Les pirates, qui travaillent avec les agences de renseignement étrangères, nationales et militaires de la Russie, ont intensifié les campagnes d'intrusion numérique visant le bureau du procureur général ukrainien et les départements documentant les crimes de guerre, a déclaré Yurii Shchyhol, chef du Service d'État des communications spéciales et de la protection de l'information de l'Ukraine (SSSCIP), qui s'occupe de la cyberdéfense dans le pays en conflit.

"Il y a eu un changement de direction, de l'accent mis sur les installations énergétiques vers les institutions chargées de l'application de la loi, qui n'avaient pas été ciblées aussi souvent auparavant", a déclaré M. Shchyhol.

"Cette réorientation vers les tribunaux, les procureurs et les unités chargées de l'application de la loi montre que les pirates informatiques rassemblent des preuves des crimes de guerre russes en Ukraine" dans le but de suivre les enquêtes menées par l'Ukraine, a-t-il ajouté.

Ces activités d'espionnage seront signalées dans un prochain rapport du SSSCIP, qui devrait être publié lundi.

Ce rapport, dont Reuters a pu consulter une copie, indique que les pirates informatiques tentaient également de recueillir des informations sur les ressortissants russes arrêtés en Ukraine, dans le but "d'aider ces personnes à éviter les poursuites judiciaires et de les renvoyer en Russie".

"Les groupes que nous avons identifiés comme étant engagés dans cette activité font partie des agences de renseignement russes GRU et FSB", a déclaré M. Shchyhol.

Le ministère russe des affaires étrangères et le Service fédéral de sécurité (FSB) n'ont pas immédiatement répondu aux demandes écrites de commentaires formulées par Reuters. L'agence de renseignement militaire russe GRU n'a pas pu être jointe pour un commentaire.

M. Shchyhol a refusé d'indiquer exactement quelles unités avaient été visées par la campagne de piratage, invoquant des raisons de sécurité. Le nombre d'incidents de cybersécurité répertoriés par le SSSCIP a augmenté de 123 % au cours des six premiers mois de cette année par rapport au second semestre de 2022, a-t-il ajouté.

Les pirates informatiques russes ont ciblé en priorité les organismes gouvernementaux et tenté d'accéder à leurs serveurs de messagerie, a déclaré M. Shchyhol, sans donner plus de détails.
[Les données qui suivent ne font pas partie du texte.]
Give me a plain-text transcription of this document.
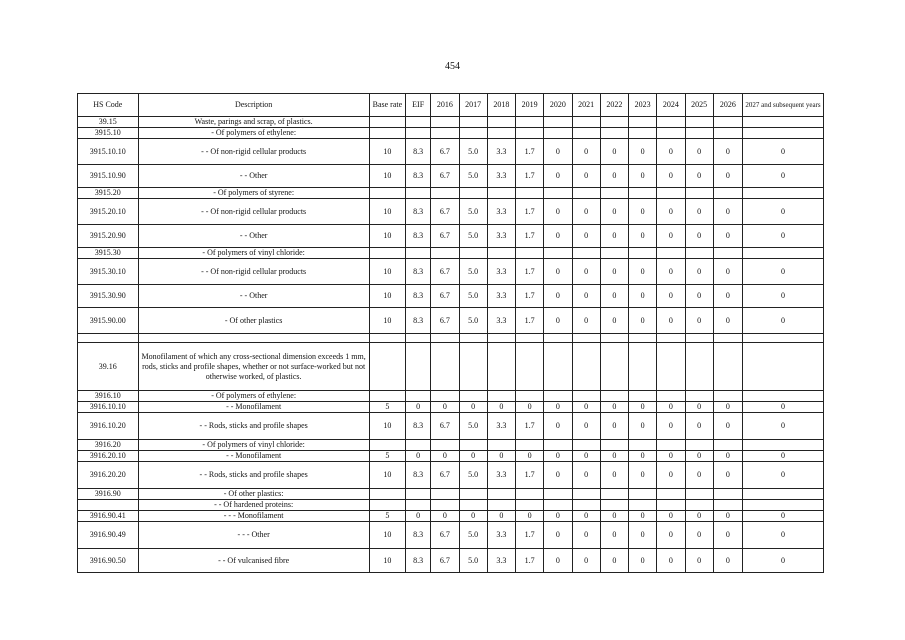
454
HS Code	Description	Base rate	EIF	2016	2017	2018	2019	2020	2021	2022	2023	2024	2025	2026	2027 and subsequent years
39.15	Waste, parings and scrap, of plastics.														
3915.10	- Of polymers of ethylene:														
3915.10.10	- - Of non-rigid cellular products	10	8.3	6.7	5.0	3.3	1.7	0	0	0	0	0	0	0	0
3915.10.90	- - Other	10	8.3	6.7	5.0	3.3	1.7	0	0	0	0	0	0	0	0
3915.20	- Of polymers of styrene:														
3915.20.10	- - Of non-rigid cellular products	10	8.3	6.7	5.0	3.3	1.7	0	0	0	0	0	0	0	0
3915.20.90	- - Other	10	8.3	6.7	5.0	3.3	1.7	0	0	0	0	0	0	0	0
3915.30	- Of polymers of vinyl chloride:														
3915.30.10	- - Of non-rigid cellular products	10	8.3	6.7	5.0	3.3	1.7	0	0	0	0	0	0	0	0
3915.30.90	- - Other	10	8.3	6.7	5.0	3.3	1.7	0	0	0	0	0	0	0	0
3915.90.00	- Of other plastics	10	8.3	6.7	5.0	3.3	1.7	0	0	0	0	0	0	0	0

39.16	Monofilament of which any cross-sectional dimension exceeds 1 mm, rods, sticks and profile shapes, whether or not surface-worked but not otherwise worked, of plastics.														
3916.10	- Of polymers of ethylene:														
3916.10.10	- - Monofilament	5	0	0	0	0	0	0	0	0	0	0	0	0	0
3916.10.20	- - Rods, sticks and profile shapes	10	8.3	6.7	5.0	3.3	1.7	0	0	0	0	0	0	0	0
3916.20	- Of polymers of vinyl chloride:														
3916.20.10	- - Monofilament	5	0	0	0	0	0	0	0	0	0	0	0	0	0
3916.20.20	- - Rods, sticks and profile shapes	10	8.3	6.7	5.0	3.3	1.7	0	0	0	0	0	0	0	0
3916.90	- Of other plastics:														
	- - Of hardened proteins:														
3916.90.41	- - - Monofilament	5	0	0	0	0	0	0	0	0	0	0	0	0	0
3916.90.49	- - - Other	10	8.3	6.7	5.0	3.3	1.7	0	0	0	0	0	0	0	0
3916.90.50	- - Of vulcanised fibre	10	8.3	6.7	5.0	3.3	1.7	0	0	0	0	0	0	0	0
Reuters n'a pas été en mesure de vérifier de manière indépendante les piratages décrits par M. Shchyhol et le rapport.

Mardi, la Cour pénale internationale (CPI), basée aux Pays-Bas, a déclaré avoir détecté une "activité inhabituelle" sur son réseau informatique à la fin de la semaine dernière. Vendredi, on ne savait toujours pas qui était à l'origine du piratage.

La Cour a fait les gros titres en mars lorsqu'elle a lancé un mandat d'arrêt contre le président russe Vladimir Poutine, soupçonné d'avoir expulsé illégalement des enfants d'Ukraine. Le Kremlin rejette les accusations et la compétence de la Cour.

GUERRE HYBRIDE

Avant l'invasion de l'Ukraine par la Russie en février 2022, les agences de renseignement occidentales ont mis en garde contre d'éventuelles cyberattaques susceptibles de se propager ailleurs et de causer des dommages par "effet de contagion" sur les réseaux informatiques mondiaux.
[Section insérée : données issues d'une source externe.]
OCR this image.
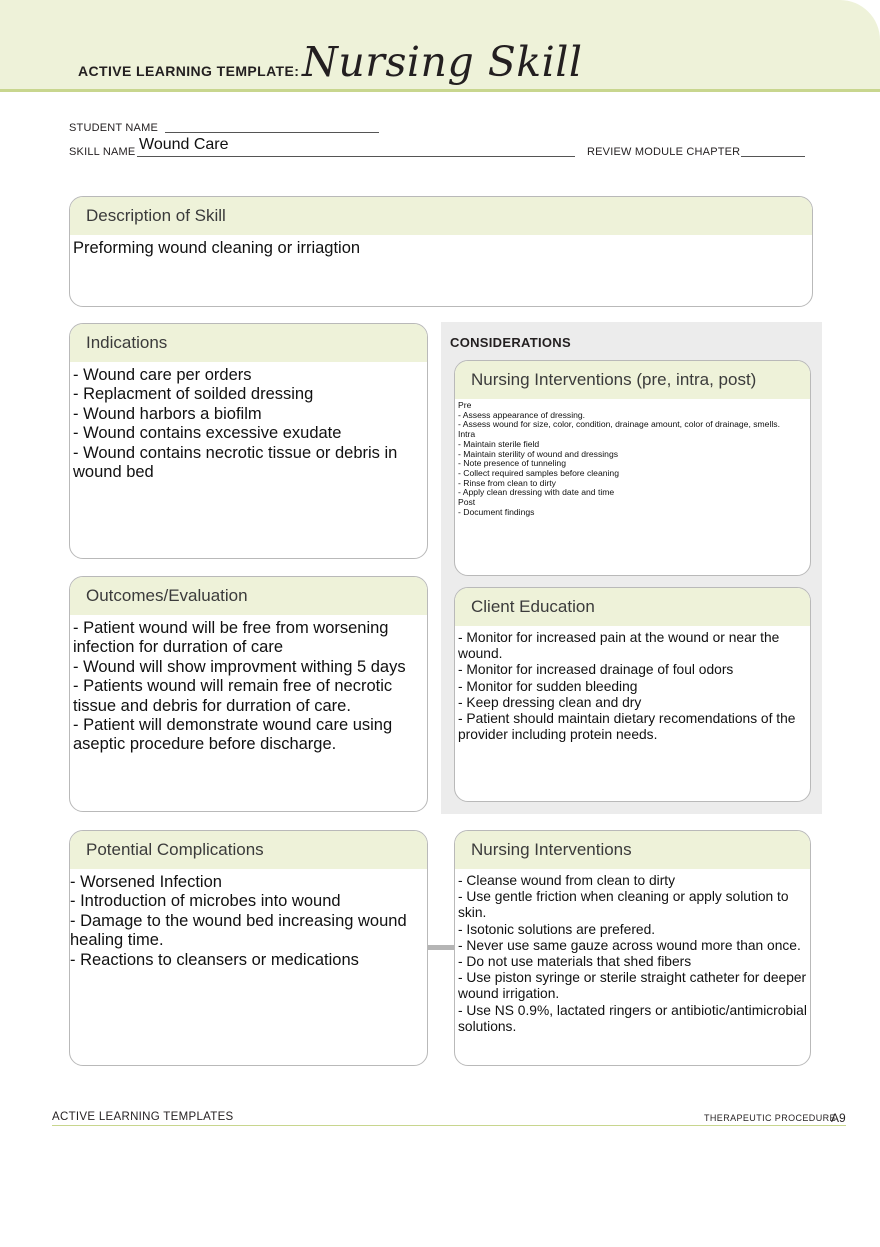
ACTIVE LEARNING TEMPLATE: Nursing Skill
STUDENT NAME
SKILL NAME Wound Care	REVIEW MODULE CHAPTER
Description of Skill
Preforming wound cleaning or irriagtion
CONSIDERATIONS
Indications
- Wound care per orders
- Replacment of soilded dressing
- Wound harbors a biofilm
- Wound contains excessive exudate
- Wound contains necrotic tissue or debris in wound bed
Nursing Interventions (pre, intra, post)
Pre
- Assess appearance of dressing.
- Assess wound for size, color, condition, drainage amount, color of drainage, smells.
Intra
- Maintain sterile field
- Maintain sterility of wound and dressings
- Note presence of tunneling
- Collect required samples before cleaning
- Rinse from clean to dirty
- Apply clean dressing with date and time
Post
- Document findings
Outcomes/Evaluation
- Patient wound will be free from worsening infection for durration of care
- Wound will show improvment withing 5 days
- Patients wound will remain free of necrotic tissue and debris for durration of care.
- Patient will demonstrate wound care using aseptic procedure before discharge.
Client Education
- Monitor for increased pain at the wound or near the wound.
- Monitor for increased drainage of foul odors
- Monitor for sudden bleeding
- Keep dressing clean and dry
- Patient should maintain dietary recomendations of the provider including protein needs.
Potential Complications
- Worsened Infection
- Introduction of microbes into wound
- Damage to the wound bed increasing wound healing time.
- Reactions to cleansers or medications
Nursing Interventions
- Cleanse wound from clean to dirty
- Use gentle friction when cleaning or apply solution to skin.
- Isotonic solutions are prefered.
- Never use same gauze across wound more than once.
- Do not use materials that shed fibers
- Use piston syringe or sterile straight catheter for deeper wound irrigation.
- Use NS 0.9%, lactated ringers or antibiotic/antimicrobial solutions.
ACTIVE LEARNING TEMPLATES	THERAPEUTIC PROCEDURE
A9
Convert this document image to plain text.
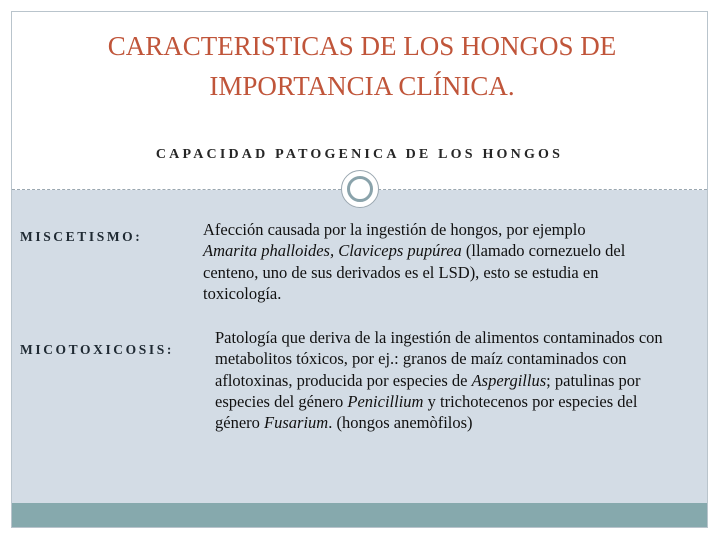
CARACTERISTICAS DE LOS HONGOS DE
IMPORTANCIA CLÍNICA.
CAPACIDAD PATOGENICA DE LOS HONGOS
MISCETISMO:	Afección causada por la ingestión de hongos, por ejemplo Amarita phalloides, Claviceps pupúrea (llamado cornezuelo del centeno, uno de sus derivados es el LSD), esto se estudia en toxicología.
MICOTOXICOSIS:
Patología que deriva de la ingestión de alimentos contaminados con metabolitos tóxicos, por ej.: granos de maíz contaminados con aflotoxinas, producida por especies de Aspergillus; patulinas por especies del género Penicillium y trichotecenos por especies del género Fusarium. (hongos anemòfilos)
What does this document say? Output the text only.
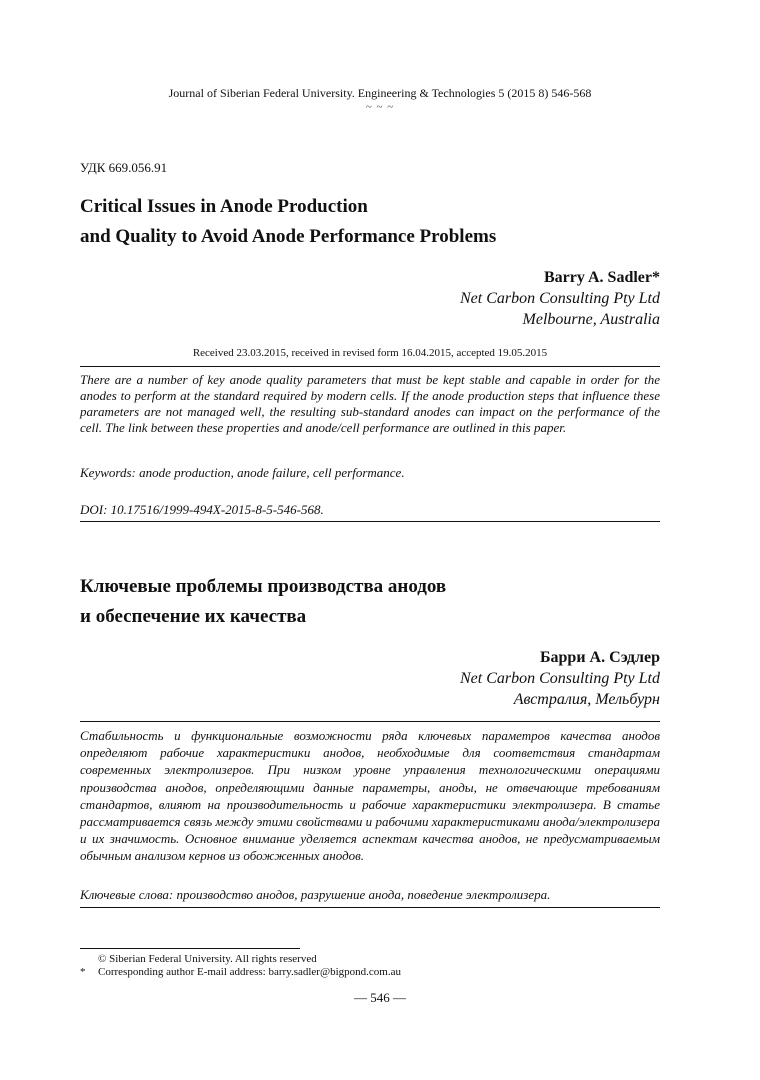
Journal of Siberian Federal University. Engineering & Technologies 5 (2015 8) 546-568
~ ~ ~
УДК 669.056.91
Critical Issues in Anode Production
and Quality to Avoid Anode Performance Problems
Barry A. Sadler*
Net Carbon Consulting Pty Ltd
Melbourne, Australia
Received 23.03.2015, received in revised form 16.04.2015, accepted 19.05.2015

There are a number of key anode quality parameters that must be kept stable and capable in order for the anodes to perform at the standard required by modern cells. If the anode production steps that influence these parameters are not managed well, the resulting sub-standard anodes can impact on the performance of the cell. The link between these properties and anode/cell performance are outlined in this paper.

Keywords: anode production, anode failure, cell performance.
DOI: 10.17516/1999-494X-2015-8-5-546-568.
Ключевые проблемы производства анодов
и обеспечение их качества
Барри А. Сэдлер
Net Carbon Consulting Pty Ltd
Австралия, Мельбурн

Стабильность и функциональные возможности ряда ключевых параметров качества анодов определяют рабочие характеристики анодов, необходимые для соответствия стандартам современных электролизеров. При низком уровне управления технологическими операциями производства анодов, определяющими данные параметры, аноды, не отвечающие требованиям стандартов, влияют на производительность и рабочие характеристики электролизера. В статье рассматривается связь между этими свойствами и рабочими характеристиками анода/электролизера и их значимость. Основное внимание уделяется аспектам качества анодов, не предусматриваемым обычным анализом кернов из обожженных анодов.

Ключевые слова: производство анодов, разрушение анода, поведение электролизера.
© Siberian Federal University. All rights reserved
* Corresponding author E-mail address: barry.sadler@bigpond.com.au
— 546 —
Bien qu'il n'y ait eu que peu de preuves de débordement à ce jour, la Russie a régulièrement exploité les piratages parallèlement à ses opérations militaires.

Une tentative de cyberattaque destructrice contre le réseau électrique ukrainien par un groupe de pirates informatiques des services de renseignement russes, baptisé "Sandworm", a été déjouée en avril 2022.

M. Shchyhol a déclaré que son service avait la preuve que des pirates informatiques russes accédaient à des caméras de sécurité privées en Ukraine pour surveiller les résultats des frappes de missiles et de drones à longue portée.

"Nous avons recensé plusieurs tentatives d'accès à des caméras vidéo situées à proximité des installations attaquées, ainsi qu'à des systèmes fournissant des informations sur la stabilité du réseau énergétique", a-t-il déclaré.

L'année dernière, la Russie a attaqué les infrastructures énergétiques ukrainiennes dans le cadre d'une campagne aérienne hivernale qui a provoqué des coupures d'électricité massives pour des millions de personnes. M. Shchyhol a déclaré que les infrastructures énergétiques étaient également visées par des cyberattaques et qu'il s'attendait à ce que ces attaques se reproduisent cet hiver.

"Vous devez comprendre que la cyberguerre ne prendra pas fin même si l'Ukraine gagne sur le champ de bataille", a déclaré M. Shchyhol.